We now discuss a second application of the WaveGate pulse picker, namely the generation of complex pulse sequences for advanced timing schemes [10]. In layman’s terms, these concepts consist in probing an excited system with a series of predefined pulse sequences and retrieving the transient state at a certain delay through a linear combination of all measurements. Such concepts are well established for optical [19] applications. However, since the fast temporal modulation of x-ray beams has not been achieved so far, such timing schemes are barely used in the x-ray community.

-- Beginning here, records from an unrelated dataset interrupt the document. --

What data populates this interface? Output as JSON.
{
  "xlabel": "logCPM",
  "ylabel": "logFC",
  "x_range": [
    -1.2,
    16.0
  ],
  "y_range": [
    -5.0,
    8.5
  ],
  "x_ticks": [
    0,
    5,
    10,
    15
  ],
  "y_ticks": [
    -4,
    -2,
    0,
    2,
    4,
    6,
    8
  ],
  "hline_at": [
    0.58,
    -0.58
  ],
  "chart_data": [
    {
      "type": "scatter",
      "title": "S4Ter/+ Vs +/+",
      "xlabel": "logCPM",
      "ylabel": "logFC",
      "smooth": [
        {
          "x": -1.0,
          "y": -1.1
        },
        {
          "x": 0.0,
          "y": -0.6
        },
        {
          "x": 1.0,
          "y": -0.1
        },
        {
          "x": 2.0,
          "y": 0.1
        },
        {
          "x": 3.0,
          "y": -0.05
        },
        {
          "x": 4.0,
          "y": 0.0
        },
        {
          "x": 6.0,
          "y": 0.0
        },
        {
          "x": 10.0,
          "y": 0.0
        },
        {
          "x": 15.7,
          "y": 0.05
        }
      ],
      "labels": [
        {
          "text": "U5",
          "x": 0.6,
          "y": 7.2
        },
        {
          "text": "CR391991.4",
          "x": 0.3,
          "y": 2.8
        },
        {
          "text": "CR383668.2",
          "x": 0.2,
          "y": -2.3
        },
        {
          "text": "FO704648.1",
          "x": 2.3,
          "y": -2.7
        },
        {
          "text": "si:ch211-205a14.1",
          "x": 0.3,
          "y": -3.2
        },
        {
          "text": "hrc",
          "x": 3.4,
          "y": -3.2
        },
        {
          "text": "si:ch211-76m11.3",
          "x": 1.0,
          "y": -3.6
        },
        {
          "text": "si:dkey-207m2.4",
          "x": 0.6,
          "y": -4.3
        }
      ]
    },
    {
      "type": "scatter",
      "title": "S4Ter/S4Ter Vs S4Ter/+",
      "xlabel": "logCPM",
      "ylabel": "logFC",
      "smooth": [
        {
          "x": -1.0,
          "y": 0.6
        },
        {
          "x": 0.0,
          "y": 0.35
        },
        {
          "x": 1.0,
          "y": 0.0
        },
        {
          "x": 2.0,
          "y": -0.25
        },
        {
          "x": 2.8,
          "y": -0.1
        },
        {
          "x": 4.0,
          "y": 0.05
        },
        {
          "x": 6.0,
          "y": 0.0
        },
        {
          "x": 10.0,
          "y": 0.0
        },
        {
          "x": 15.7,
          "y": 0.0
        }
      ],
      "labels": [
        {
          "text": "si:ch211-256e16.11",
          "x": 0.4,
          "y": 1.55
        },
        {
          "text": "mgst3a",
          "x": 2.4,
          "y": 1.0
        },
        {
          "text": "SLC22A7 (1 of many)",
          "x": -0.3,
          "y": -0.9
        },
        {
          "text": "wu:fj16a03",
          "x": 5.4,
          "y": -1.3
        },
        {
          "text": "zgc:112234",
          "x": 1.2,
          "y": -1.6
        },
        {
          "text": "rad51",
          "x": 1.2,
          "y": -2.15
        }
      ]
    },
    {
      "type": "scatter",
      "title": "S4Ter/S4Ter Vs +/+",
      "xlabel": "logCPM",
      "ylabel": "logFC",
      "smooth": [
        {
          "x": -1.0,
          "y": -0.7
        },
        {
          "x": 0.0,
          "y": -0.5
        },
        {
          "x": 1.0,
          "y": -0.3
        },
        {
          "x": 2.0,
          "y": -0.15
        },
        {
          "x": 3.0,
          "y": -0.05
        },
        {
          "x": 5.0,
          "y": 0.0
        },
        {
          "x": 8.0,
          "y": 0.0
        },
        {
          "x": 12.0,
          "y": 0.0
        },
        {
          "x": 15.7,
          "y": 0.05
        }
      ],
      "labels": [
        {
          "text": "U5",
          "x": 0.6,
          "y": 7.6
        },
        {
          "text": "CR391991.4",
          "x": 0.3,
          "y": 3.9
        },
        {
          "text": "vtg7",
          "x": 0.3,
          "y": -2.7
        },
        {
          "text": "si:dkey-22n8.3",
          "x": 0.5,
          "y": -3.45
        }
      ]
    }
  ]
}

In Fig. 6(a) and 6(b) we depict two exemplary pulse sequences which were generated with the WaveGate pulse picker. The x-ray beam is modulated on millisecond and microsecond timescales with a constant and variable window size, respectively. Adjacent temporal windows are highlighted in the graph by an alternating gray and white background. For this demonstration we chose sequences with seven time windows, however, the device does not impose any limits on the length. Sequence 1 is [1,1,0,1,0,0,1] with a duty cycle of 50 % and Sequence 2 is [1,0,1,0,0,1,1] with 100 % duty cycle. In fact, Sequence 2 corresponds to Sequence 1 but translated one time window to the left.

 

Fig. 6. Pulse sequences for advanced timing schemes: Generation of x-ray probe pulses with a complex time structure. The delay axis is divided into seven windows which are distinguished by the white and grey background. The windows are filled with sequences [1,1,0,1,0,0,1] (sequence 1) and [1,0,1,0,0,1,1] (sequence 2), i.e., the same sequence but shifted by one window to the left. a) The modulation occurs on a ms timescale, the temporal windows have uniform size and the duty cycle within one window is 50%. b) The modulation occurs on a $\mu$s timescale, the temporal window size is non-uniform and increases with the delay. The duty cycle of the filling is 100%.

Download Full Size | PDF

To retrieve information on the dynamics of a system under study, one needs to repeat the measurement with seven different translations of the pulse sequence. The transient state in each temporal window can be retrieved through a linear combination of all measurements. The description of such an experiment is beyond the scope of this article. We will report on a structural dynamics measurement using the Hadamard transform [19], from which these pulse sequences are borrowed, elsewhere.

4. Conclusion

In this article we present a full characterization of the WaveGate pulse picker for hard x-rays at synchrotrons. The device employs propagating SAWs to modulate the diffraction efficiency of an active, piezoelectric substrate. A second analyzer crystal is used to diffract the x-ray beam parallel to its original trajectory towards the experiment. The WaveGate reaches a total efficiency of >30 % of the incident beam, gate opening times as short as 100 ns and an on-off contrast >$10^{-4}$. A main asset of the WaveGate is its enormous flexibility allowing adaptation to various experimental conditions. We also discussed implementation of the WaveGate in a real optical pump - x-ray probe setup and the generation of arbitrary x-ray pulse sequences which enable advanced timing schemes in the hard x-ray regime.